Riscontrare le richieste di esercizio dei diritti da parte dell’interessato è un obbligo che il titolare del trattamento è tenuto ad adempiere entro il termine di un mese dalla richiesta, prorogabile di ulteriori due (art. 12.3 GDPR). In mancanza di riscontro, l’interessato può presentare reclamo all’autorità garante per la protezione dei dati personali al fine di richiedere l’applicazione di provvedimenti correttivi, fra cui rientra ad esempio l’ingiunzione di soddisfare la richiesta di esercizio dei diritti (art. 58.2 lett. c) GDPR).
Così è stato per un reclamo valutato dal Garante, concernente una richiesta rivolta da parte del legale rappresentante di una società, concernente l’accesso ai propri dati personali conferiti in occasione di una trattativa poi sfociata in un contenzioso civile, cui non era stato dato alcun riscontro. Sebbene la società destinataria della richiesta di accesso abbia adempiuto successivamente all’invito dell’Authority, il ritardo è stato valutato come una violazione dell’art. 12 GDPR e per l’effetto ha comportato l’applicazione di una sanzione di 10 mila euro.

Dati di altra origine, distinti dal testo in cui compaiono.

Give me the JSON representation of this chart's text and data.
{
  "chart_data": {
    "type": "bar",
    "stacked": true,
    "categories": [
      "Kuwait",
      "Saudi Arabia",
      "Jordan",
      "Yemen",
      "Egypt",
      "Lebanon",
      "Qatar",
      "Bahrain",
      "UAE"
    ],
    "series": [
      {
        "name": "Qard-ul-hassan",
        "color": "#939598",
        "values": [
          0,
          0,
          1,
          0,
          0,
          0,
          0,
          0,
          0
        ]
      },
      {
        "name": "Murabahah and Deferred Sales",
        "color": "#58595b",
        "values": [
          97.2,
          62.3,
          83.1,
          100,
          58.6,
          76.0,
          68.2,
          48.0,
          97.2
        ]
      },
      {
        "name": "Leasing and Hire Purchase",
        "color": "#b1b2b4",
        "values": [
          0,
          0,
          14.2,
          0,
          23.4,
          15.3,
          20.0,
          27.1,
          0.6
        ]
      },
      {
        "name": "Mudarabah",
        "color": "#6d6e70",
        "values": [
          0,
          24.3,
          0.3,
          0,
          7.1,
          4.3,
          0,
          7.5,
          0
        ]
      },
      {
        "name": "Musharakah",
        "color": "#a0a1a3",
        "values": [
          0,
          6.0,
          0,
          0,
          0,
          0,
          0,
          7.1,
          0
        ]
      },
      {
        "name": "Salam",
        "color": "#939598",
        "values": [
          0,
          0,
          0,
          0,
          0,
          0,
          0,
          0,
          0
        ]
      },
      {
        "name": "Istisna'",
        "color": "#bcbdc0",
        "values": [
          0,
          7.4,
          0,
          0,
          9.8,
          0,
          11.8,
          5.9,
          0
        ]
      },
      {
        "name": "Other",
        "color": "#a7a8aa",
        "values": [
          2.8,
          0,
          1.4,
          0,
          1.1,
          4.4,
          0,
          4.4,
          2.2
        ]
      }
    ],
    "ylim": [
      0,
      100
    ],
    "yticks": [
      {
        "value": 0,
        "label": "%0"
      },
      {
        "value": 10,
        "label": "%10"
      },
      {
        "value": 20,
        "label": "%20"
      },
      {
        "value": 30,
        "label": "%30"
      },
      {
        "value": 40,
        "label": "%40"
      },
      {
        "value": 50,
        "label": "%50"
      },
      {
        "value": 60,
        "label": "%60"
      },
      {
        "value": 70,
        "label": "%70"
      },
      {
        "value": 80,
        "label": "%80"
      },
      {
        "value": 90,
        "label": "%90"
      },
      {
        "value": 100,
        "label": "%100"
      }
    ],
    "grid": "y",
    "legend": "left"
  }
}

Nel caso di cui al citato Provvedimento sanzionatorio, la società produceva copia dell’informativa, conferma del trattamento in corso e informava delle categorie di dati personali oggetto di trattamento “senza fornire all’interessato il dettaglio delle specifiche informazioni trattate”, con l’impegno di predisporre copia dei dati con addebito di un contributo spese, ritenendo “la richiesta dell’interessato è manifestamente infondata e volta ad arrecare danno alla società”.
Il riscontro ad una richiesta di accesso ai dati personali, ai sensi dell’art. 15 GDPR, consiste però nel fornire:
- una conferma o meno circa l’attività di trattamento di dati personali in corso (ivi inclusa la conservazione);
- l’accesso ai dati personali trattati e copia degli stessi;
- le informazioni sul trattamento in corso;
e l’inesatto o tardivo adempimento richiama una responsabilità in capo al titolare del trattamento, tenendo conto che anche in caso di rifiuto per impossibilità o impedimento lo stesso è tenuto a comunicare “al più tardi entro un mese dal ricevimento della richiesta, dei motivi dell’inottemperanza e della possibilità di proporre reclamo a un’autorità di controllo e di proporre ricorso giurisdizionale.”. Sempre in ottica di accountability, anche l’onere di dimostrare un carattere manifestamente infondato o eccessivo della richiesta incombe sul titolare del trattamento (art. 12.5 GDPR).
Le difese formulate dalla società non hanno superato le contestazioni del Garante, ma possono essere un’occasione utile per trarre o confermare alcuni elementi di metodo e coordinate normative da dover tenere in considerazione per la gestione delle richieste di accesso.
Prima di tutto, il legale rappresentante di una persona giuridica è soggetto interessato al trattamento per le informazioni che fanno riferimento alla persona fisica (quali ad esempio: nome e cognome, indirizzo e-mail e numero di telefono) e non consistono in meri dati societari (quali ad esempio: ragione sociale, sede legale, dati di pagamento, dati di contatto).
Circa la dimostrazione del carattere pretestuoso della richiesta, a nulla giova opporre il fatto che l’interessato dispone già dell’informazione richiesta, né la sua consapevolezza circa la conclusione delle attività di trattamento, in quanto il diritto di accesso è verificare correttezza e completezza dei dati oggetto di trattamento. Disporre già di un’informazione circa le attività di trattamento in corso può esonerare dal rendere un’informativa nel caso di dati non ottenuti presso l’interessato (art. 14.5 GDPR), ma non dal garantire un controllo successivo all’interessato mediante richiesta di accesso.